Error handling for I/O memory management units

Posted Aug 25, 2014 5:47 UTC (Mon) by jzbiciak (guest, #5246)
In reply to: Error handling for I/O memory management units by neilbrown
Parent article: Error handling for I/O memory management units

I have a related question. What is meant by "error"?

If a device (CPU or anything else) asks an MMU for a virtual to physical address translation for a given read or write, the MMU can report back a fault. However, the request itself may not have been an actual error. Rather, the fault could have arisen for many other reasons, including:

The page may have been unmapped by the OS but still resident. The fault informs the OS that it's still active. (A so-called minor fault.)
The page may have been marked read-only (because it's shared or clean) but the device requested to write, so the OS needs to mark it dirty and possibly perform a COW. (Another sort of minor fault, I believe.)
The page may have been paged out. (A major fault, but still not an error.)

Are these situations considered errors or not? This comment in particular made me wonder:

David pointed out that with some devices, graphics adapters in particular, users do not want the device to stop even in the presence of an error. One command stream may fault and be stopped, but others running in parallel should be able to continue. So a more subtle response is often necessary.

Is that so that the kernel can service a page fault for a given task, or is it the more general situation that you don't want the entire display system brought down by an errant task? (It seems like the latter would be pretty key baseline functionality. The former, though, is something I believe AMDs Kaveri was promising.)

So does "error" in this article mean "faults that would result in SIGSEGV or similar if a userland CPU task did it", or "faults that corresponds to minor/major page faults in an otherwise behaving userland CPU task, in addition to those which would cause SIGSEGVs?"

Error handling for I/O memory management units

Posted Aug 25, 2014 8:43 UTC (Mon) by cladisch (✭ supporter ✭, #50193) [Link] (6 responses)

DMA is always done from/to buffers that have been allocated or locked by the device driver.

With DMA, there is no such thing as a minor fault; any IOMMU fault is the result of a bug in the OS/driver or in the hardware.

Error handling for I/O memory management units

Posted Aug 25, 2014 9:22 UTC (Mon) by Cyberax (✭ supporter ✭, #52523) [Link] (5 responses)

We now have GPUs that can access the system RAM, and it's certainly possible for them to get IOMMU errors while running user space-supplied code.

Error handling for I/O memory management units

Posted Aug 25, 2014 10:19 UTC (Mon) by cladisch (✭ supporter ✭, #50193) [Link] (4 responses)

Allowing userspace to use the GPU to read/write any memory would be a security hole.
The GPU driver checks the command stream for correctness.

Error handling for I/O memory management units

Posted Aug 25, 2014 10:22 UTC (Mon) by Cyberax (✭ supporter ✭, #52523) [Link] (3 responses)

OpenCL supports arbitrary pointer arithmetic.
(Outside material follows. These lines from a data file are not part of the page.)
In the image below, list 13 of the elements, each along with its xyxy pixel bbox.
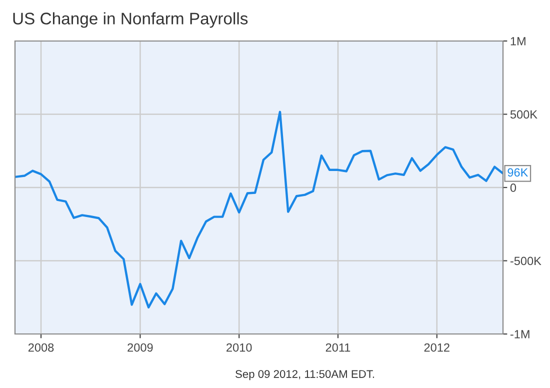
x-tick-label: 2009 bbox=[128, 343, 153, 352]
annotation: 96K bbox=[508, 168, 528, 177]
x-tick-label: 2010 bbox=[226, 343, 252, 352]
y-tick-label: -500K bbox=[510, 256, 542, 266]
y-tick-label: 0 bbox=[510, 184, 516, 192]
y-tick-label: 500K bbox=[510, 110, 538, 119]
x-tick-label: 2011 bbox=[326, 343, 350, 352]
x-tick-label: 2012 bbox=[424, 343, 450, 352]
y-tick-label: -1M bbox=[510, 330, 530, 338]
x-tick-label: 2008 bbox=[28, 343, 54, 352]
text: Sep 09 2012, 11:50AM EDT. bbox=[236, 370, 374, 380]
y-tick-label: 1M bbox=[510, 37, 526, 46]
chart-title: US Change in Nonfarm Payrolls bbox=[13, 12, 248, 28]
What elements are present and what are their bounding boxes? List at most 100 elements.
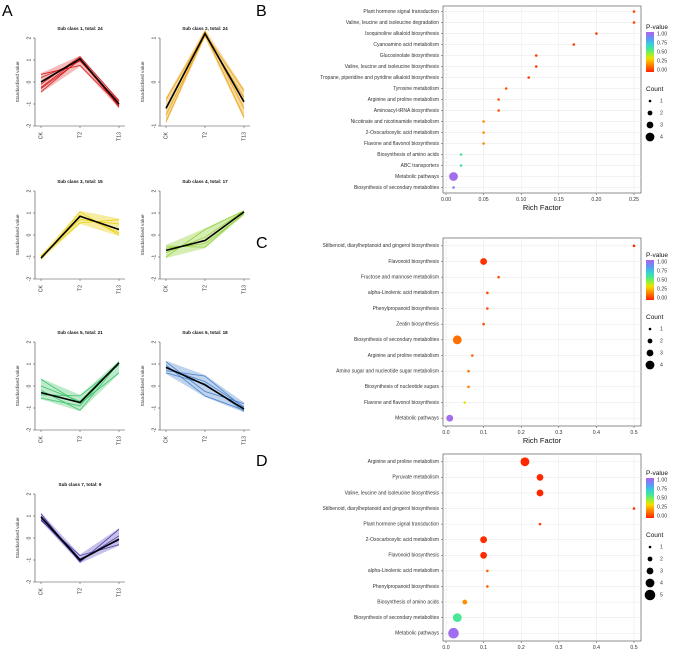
mean-profile-line <box>40 362 120 404</box>
gene-profile-line <box>40 519 120 562</box>
pathway-label: Biosynthesis of secondary metabolites <box>354 337 440 343</box>
pathway-label: Biosynthesis of nucleotide sugars <box>365 384 440 390</box>
pvalue-colorbar <box>646 260 654 300</box>
pvalue-tick-label: 1.00 <box>657 259 667 265</box>
count-legend-dot <box>646 349 654 357</box>
pathway-label: Metabolic pathways <box>395 415 439 421</box>
pathway-label: 2-Oxocarboxylic acid metabolism <box>366 130 439 136</box>
y-tick-label: 1 <box>151 36 157 39</box>
count-legend-dot <box>647 556 653 562</box>
pathway-bubble <box>482 120 485 123</box>
pvalue-colorbar <box>646 32 654 72</box>
x-tick-label: 0.3 <box>555 645 562 651</box>
line-chart-sub5: Sub class 5, total: 21 -2 -1 0 1 2 Standardise… <box>15 330 125 445</box>
pvalue-tick-label: 0.50 <box>657 277 667 283</box>
y-tick-label: 2 <box>151 189 157 192</box>
plot-area <box>442 237 642 427</box>
pathway-label: alpha-Linolenic acid metabolism <box>368 290 439 296</box>
pvalue-tick-label: 0.25 <box>657 58 667 64</box>
y-tick-label: -1 <box>151 406 157 411</box>
pathway-bubble <box>534 65 538 68</box>
x-axis-title: Rich Factor <box>523 436 562 445</box>
bubble-chart-D: 0.0 0.1 0.2 0.3 0.4 0.5 Arginine and proline m… <box>323 453 668 652</box>
pathway-label: ABC transporters <box>401 163 440 169</box>
pathway-bubble <box>482 131 485 134</box>
y-tick-label: 0 <box>151 233 157 236</box>
pathway-bubble <box>632 10 636 13</box>
line-chart-sub4: Sub class 4, total: 17 -2 -1 0 1 2 Standardise… <box>140 179 250 294</box>
x-tick-label: 0.20 <box>591 197 601 203</box>
line-chart-sub1: Sub class 1, total: 24 -2 -1 0 1 2 Standardise… <box>15 26 125 141</box>
count-legend-value: 3 <box>660 568 663 574</box>
pathway-bubble <box>459 164 463 167</box>
x-tick-label: T13 <box>116 132 122 141</box>
pathway-bubble <box>482 322 485 326</box>
count-legend-value: 1 <box>660 326 663 332</box>
x-tick-label: 0.2 <box>518 645 525 651</box>
gene-profile-line <box>40 219 120 258</box>
pathway-bubble <box>632 244 636 248</box>
x-tick-label: 0.1 <box>480 645 487 651</box>
count-legend-dot <box>648 545 652 549</box>
pathway-bubble <box>462 599 468 605</box>
pathway-bubble <box>449 172 458 181</box>
pvalue-tick-label: 0.75 <box>657 486 667 492</box>
pathway-bubble <box>452 335 462 345</box>
y-axis-title: Standardised value <box>15 61 21 102</box>
pathway-label: Biosynthesis of secondary metabolites <box>354 615 440 621</box>
count-legend-dot <box>647 338 653 344</box>
x-tick-label: CK <box>163 435 169 443</box>
subclass-title: Sub class 3, total: 15 <box>57 179 103 184</box>
pathway-bubble <box>463 401 467 404</box>
pathway-label: 2-Oxocarboxylic acid metabolism <box>366 537 439 543</box>
y-axis-title: Standardised value <box>140 365 146 406</box>
count-legend-dot <box>647 110 653 116</box>
y-tick-label: 0 <box>26 536 32 539</box>
panel-label-a: A <box>2 3 13 20</box>
y-tick-label: -1 <box>151 124 157 129</box>
y-axis-title: Standardised value <box>15 365 21 406</box>
pvalue-tick-label: 0.00 <box>657 513 667 519</box>
pathway-bubble <box>520 457 530 467</box>
pathway-bubble <box>486 291 489 295</box>
y-tick-label: -2 <box>26 124 32 129</box>
count-legend-dot <box>648 99 652 103</box>
x-tick-label: 0.0 <box>442 430 449 436</box>
pathway-bubble <box>595 32 598 35</box>
pathway-label: Cyanoamino acid metabolism <box>373 42 439 48</box>
y-tick-label: -1 <box>151 255 157 260</box>
y-tick-label: -1 <box>26 558 32 563</box>
count-legend-value: 1 <box>660 98 663 104</box>
y-tick-label: 1 <box>26 514 32 517</box>
pathway-label: Fructose and mannose metabolism <box>361 274 439 280</box>
pathway-label: Valine, leucine and isoleucine biosynthe… <box>345 490 440 496</box>
pvalue-tick-label: 0.75 <box>657 268 667 274</box>
pathway-label: Valine, leucine and isoleucine biosynthe… <box>345 64 440 70</box>
pvalue-tick-label: 1.00 <box>657 477 667 483</box>
x-tick-label: T2 <box>202 132 208 138</box>
pvalue-tick-label: 0.00 <box>657 295 667 301</box>
y-tick-label: -1 <box>26 255 32 260</box>
line-chart-sub6: Sub class 6, total: 18 -2 -1 0 1 2 Standardise… <box>140 330 250 445</box>
y-tick-label: 0 <box>151 384 157 387</box>
pathway-bubble <box>480 551 487 559</box>
pathway-label: Flavone and flavonol biosynthesis <box>364 400 440 406</box>
pathway-label: Plant hormone signal transduction <box>363 521 439 527</box>
y-tick-label: 0 <box>151 80 157 83</box>
count-legend-dot <box>645 360 655 370</box>
count-legend-value: 3 <box>660 350 663 356</box>
pvalue-legend-title: P-value <box>646 24 668 31</box>
count-legend-dot <box>646 121 654 129</box>
x-tick-label: CK <box>38 284 44 292</box>
y-tick-label: -2 <box>26 277 32 282</box>
pathway-bubble <box>572 43 576 46</box>
count-legend-value: 4 <box>660 580 663 586</box>
pathway-label: Zeatin biosynthesis <box>396 321 439 327</box>
confidence-band <box>41 360 119 412</box>
y-tick-label: 1 <box>151 362 157 365</box>
y-tick-label: 2 <box>26 340 32 343</box>
x-tick-label: T13 <box>116 588 122 597</box>
pathway-bubble <box>504 87 508 90</box>
charts-layer: Sub class 1, total: 24 -2 -1 0 1 2 Standardise… <box>15 5 668 652</box>
pathway-label: Isoquinoline alkaloid biosynthesis <box>365 31 439 37</box>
It's impossible to statically check the command stream for correctness.

Error handling for I/O memory management units

Posted Aug 25, 2014 11:49 UTC (Mon) by intgr (subscriber, #39733) [Link] (2 responses)

Does this mean that, if 2 users are both running code on the GPU, they can access and corrupt each other's data?

And without an IOMMU they can access all physical memory?

And Linux 3.15 merged patches to allow GPGPU (OpenCL) access to any unprivileged user by default (via DRM render nodes)?

And no checking could possibly be done of the code being executed?

PLEASE tell me I am misunderstanding something.

Error handling for I/O memory management units

Posted Aug 25, 2014 14:52 UTC (Mon) by jzbiciak (guest, #5246) [Link]

My understanding of the support at least some GPUs provide (whether or not Linux natively leverages it) is that you can provide an MMU context with a particular command stream. There isn't a global mapping table so that the GPU can see the union of mappings across all requestors. Rather, command streams coming from X get checked against an MMU context associated with X, and command streams coming from Y get checked against an MMU context associated with Y.

And within that framework, my understanding is that GPUs can trigger page faults, and that that is not an error. At least, that's what AMD's Kaveri was promising some time ago, and what I've seen in some other vendors' GPU+MMU pitches.

So I repeat my question: Does 'error' in the article refer to page faults in general, or an actual application error?

Error handling for I/O memory management units

Posted Aug 25, 2014 19:21 UTC (Mon) by Cyberax (✭ supporter ✭, #52523) [Link]

As I understand, currently GPUs have access only to some RAM regions, not the whole RAM. Though it's changing with the new modern heterogeneous architectures.

Command buffers are also scheduled to be run exclusively, so that gives _some_ protection. Lots of downsides (you can't run for too long, else you can starve other users) but it's also changing.